- • Created: 1894
- • Abolished: 1974
- Status: Rural district
- Government: Wharfedale Rural District Council

= Wharfedale Rural District =

Former local government area in the UK

Wharfedale was a rural district in the West Riding of Yorkshire from 1894 to 1974. It comprised the northern side of lower Wharfedale, the lower Washburn Valley and several parishes between Leeds and the River Wharfe. Until 1937 it also included a detached part, the parish of Esholt north of Bradford.

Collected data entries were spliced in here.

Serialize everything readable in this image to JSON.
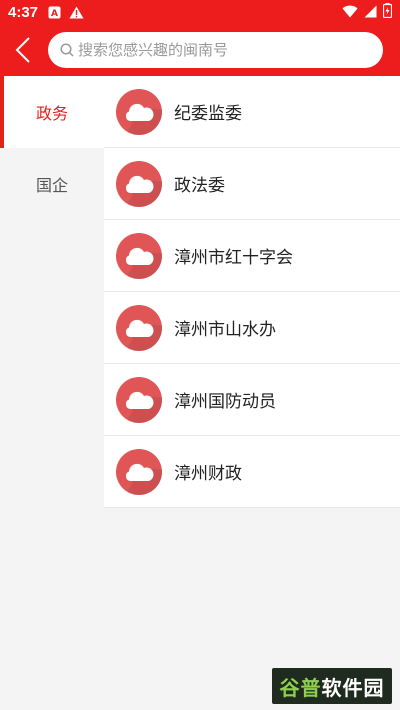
{
  "status_bar": {
    "time": "4:37"
  },
  "search": {
    "placeholder": "搜索您感兴趣的闽南号"
  },
  "sidebar": {
    "tabs": [
      {
        "label": "政务",
        "active": true
      },
      {
        "label": "国企",
        "active": false
      }
    ]
  },
  "list": {
    "items": [
      {
        "label": "纪委监委",
        "icon": "cloud-icon"
      },
      {
        "label": "政法委",
        "icon": "cloud-icon"
      },
      {
        "label": "漳州市红十字会",
        "icon": "cloud-icon"
      },
      {
        "label": "漳州市山水办",
        "icon": "cloud-icon"
      },
      {
        "label": "漳州国防动员",
        "icon": "cloud-icon"
      },
      {
        "label": "漳州财政",
        "icon": "cloud-icon"
      }
    ]
  },
  "watermark": {
    "part1": "谷普",
    "part2": "软件园"
  },
  "colors": {
    "brand_red": "#ee1d1d",
    "active_red": "#e2231a",
    "avatar_red": "#e05656"
  }
}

It contained the following civil parishes:

- Adel cum Eccup (1894–1928) transferred to County Borough of Leeds
- Alwoodley (1894–1928) transferred to County Borough of Leeds
- Arthington
- Askwith
- Blubberhouses
- Bramhope
- Carlton
- Castley
- Denton
- Esholt (1894–1937) transferred to County Borough of Bradford
- Farnley
- Fewston
- Great Timble
- Hawksworth (1894–1937) transferred to Aireborough Urban District
- Leathley
- Lindley
- Little Timble
- Menston (1894–1937) transferred to Aireborough Urban District
- Middleton
- Nesfield with Langbar
- Newell with Clifton
- Norwood
- Pool
- Stainburn
- Weston

It was abolished in 1974 under the Local Government Act 1972, and split between two new districts. The parishes of Arthington, Bramhope, Carlton and Pool went to the metropolitan district of the City of Leeds in West Yorkshire, with the rest becoming part of the Borough of Harrogate in North Yorkshire.